Positive samples for tumor samples and control tissues, by virus.

Positive samples for tumor samples and control tissues, by virus.

The investigators studied 112 tissue specimens, made up of 45 glioblastoma samples, 12 astrocytoma grade III, 2 astrocytoma grade II, 4 astrocytoma grade I, and 49 control specimens, and compared the viral load in the tumors to that in adjacent tissues and control samples.

HHV-6B was found in 8 tumor samples and was the most frequently detected virus but was also found at low levels in two controls. Control tissues included patients who had atherosclerosis, myocarditis, pneumonia or other non-neurological conditions.

Finding appropriate controls is a challenge for HHV-6 studies because latent HHV-6 is found at low levels in brain tissues, and because HHV-6 reactivates in a large number of conditions including cardiomyopathy and atherosclerosis ( Kuhl 2005, Magnoni 2012).

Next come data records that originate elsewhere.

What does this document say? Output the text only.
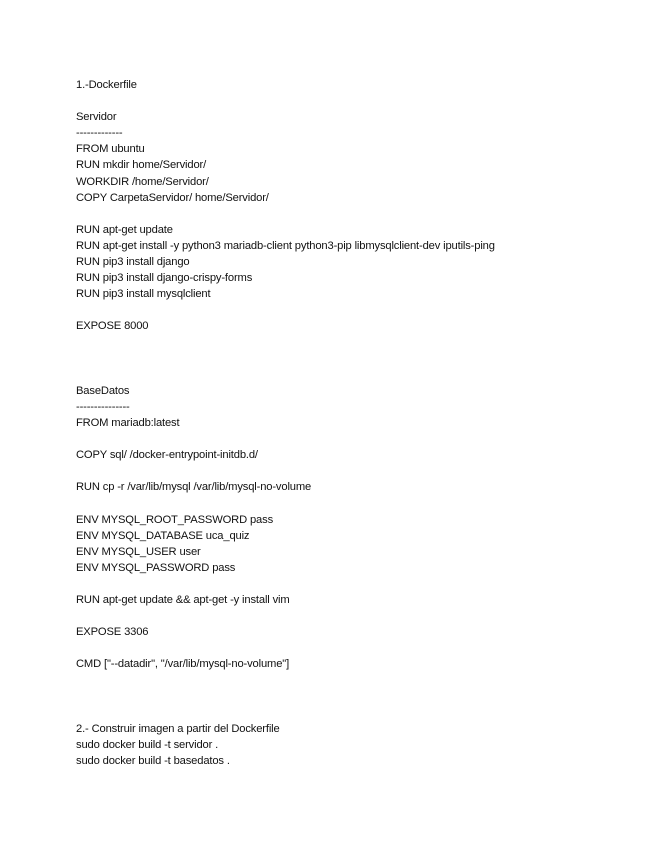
1.-Dockerfile
Servidor
-------------
FROM ubuntu
RUN mkdir home/Servidor/
WORKDIR /home/Servidor/
COPY CarpetaServidor/ home/Servidor/
RUN apt-get update
RUN apt-get install -y python3 mariadb-client python3-pip libmysqlclient-dev iputils-ping
RUN pip3 install django
RUN pip3 install django-crispy-forms
RUN pip3 install mysqlclient
EXPOSE 8000
BaseDatos
---------------
FROM mariadb:latest
COPY sql/ /docker-entrypoint-initdb.d/
RUN cp -r /var/lib/mysql /var/lib/mysql-no-volume
ENV MYSQL_ROOT_PASSWORD pass
ENV MYSQL_DATABASE uca_quiz
ENV MYSQL_USER user
ENV MYSQL_PASSWORD pass
RUN apt-get update && apt-get -y install vim
EXPOSE 3306
CMD ["--datadir", "/var/lib/mysql-no-volume"]
2.- Construir imagen a partir del Dockerfile
sudo docker build -t servidor .
sudo docker build -t basedatos .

Viral loads of HHV-6B ranged from 100 to > 20,000 copies/million cells. EBV was not detected in any controls, but viral loads in tumors ranged from <1,000 copies to >17,000 copies per million cells. Statistical analysis determined that the association with EBV was significant, (p=0.049) but that the association with HHV-6B was not significant (p=0.147) because 2/49 controls were also positive.

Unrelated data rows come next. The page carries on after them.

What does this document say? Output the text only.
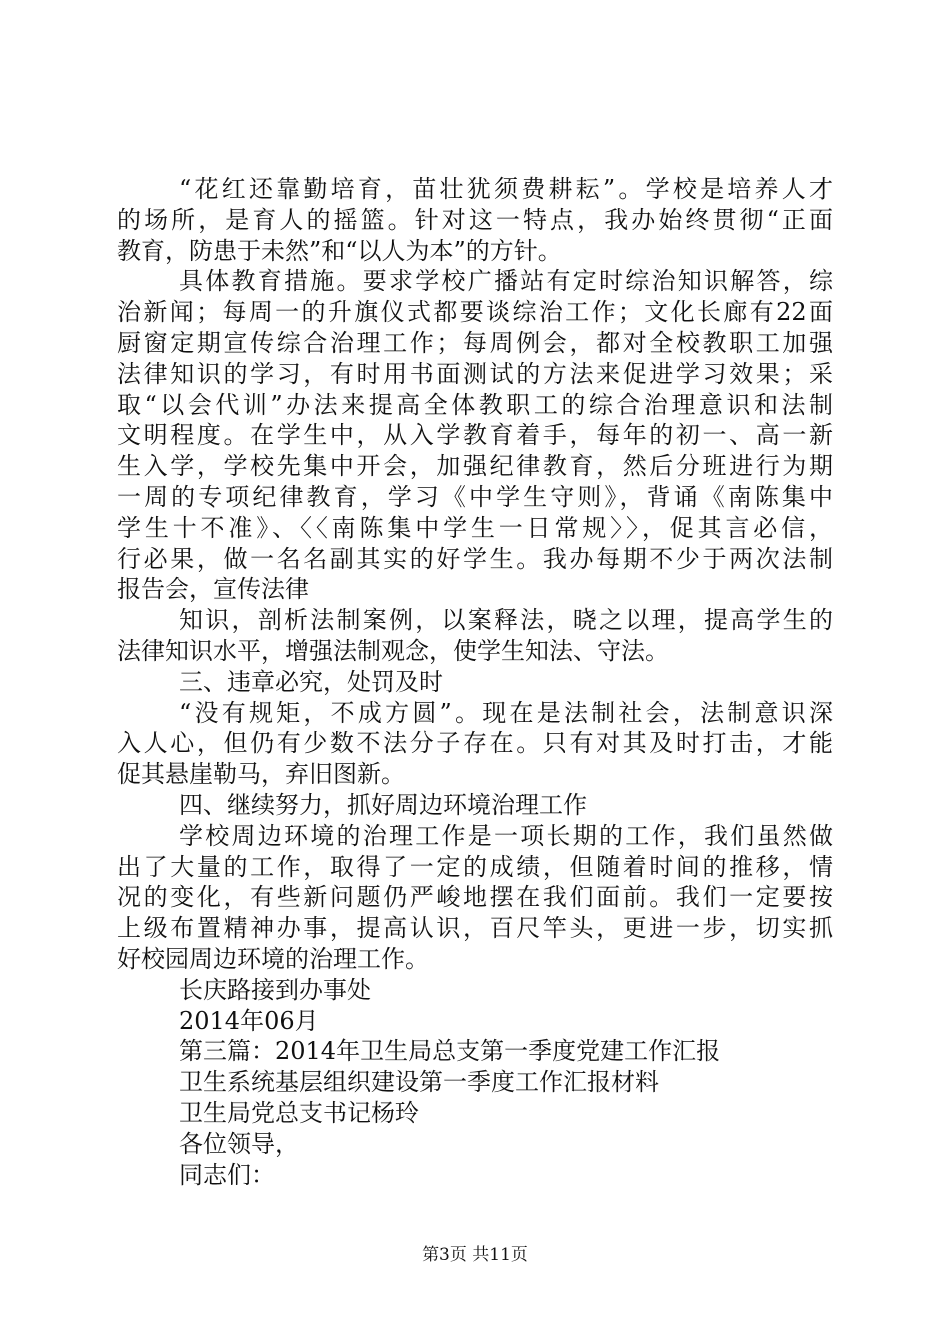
“花红还靠勤培育，苗壮犹须费耕耘”。学校是培养人才
的场所，是育人的摇篮。针对这一特点，我办始终贯彻“正面
教育，防患于未然”和“以人为本”的方针。
具体教育措施。要求学校广播站有定时综治知识解答，综
治新闻；每周一的升旗仪式都要谈综治工作；文化长廊有22面
厨窗定期宣传综合治理工作；每周例会，都对全校教职工加强
法律知识的学习，有时用书面测试的方法来促进学习效果；采
取“以会代训”办法来提高全体教职工的综合治理意识和法制
文明程度。在学生中，从入学教育着手，每年的初一、高一新
生入学，学校先集中开会，加强纪律教育，然后分班进行为期
一周的专项纪律教育，学习《中学生守则》，背诵《南陈集中
学生十不准》、〈〈南陈集中学生一日常规〉〉，促其言必信，
行必果，做一名名副其实的好学生。我办每期不少于两次法制
报告会，宣传法律
知识，剖析法制案例，以案释法，晓之以理，提高学生的
法律知识水平，增强法制观念，使学生知法、守法。
三、违章必究，处罚及时
“没有规矩，不成方圆”。现在是法制社会，法制意识深
入人心，但仍有少数不法分子存在。只有对其及时打击，才能
促其悬崖勒马，弃旧图新。
四、继续努力，抓好周边环境治理工作
学校周边环境的治理工作是一项长期的工作，我们虽然做
出了大量的工作，取得了一定的成绩，但随着时间的推移，情
况的变化，有些新问题仍严峻地摆在我们面前。我们一定要按
上级布置精神办事，提高认识，百尺竿头，更进一步，切实抓
好校园周边环境的治理工作。
长庆路接到办事处
2014年06月
第三篇：2014年卫生局总支第一季度党建工作汇报
卫生系统基层组织建设第一季度工作汇报材料
卫生局党总支书记杨玲
各位领导，
同志们：
第3页 共11页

Grade IV astrocytomas, or glioblastomas, have a median survival time of 12 months and an average 5-year survival rate of 5%. However, a report in the New England Journal of Medicine reported that 40 glioblastoma patients treated with 6 months of valganciclovir lived much longer, an average of 56.4 months (Soderberg-Naucler 2013).

The role of herpesviruses in gliomas is controversial, and attention in recent years has focused on CMV. A Chinese study using a sensitive technique, nested PCR, found 17/40 samples positive for HHV-6, and HHV-6A was cultured from a glioma cyst. They also found EBV, HSV1, HHV-7, and CMV (Chi 2012). A recent paper using a bioinformatics system called VirusScan found that human papillomavirus was the most common virus found in the brain, and HHV-6 was the most prevalent herpesvirus (Cao 2016).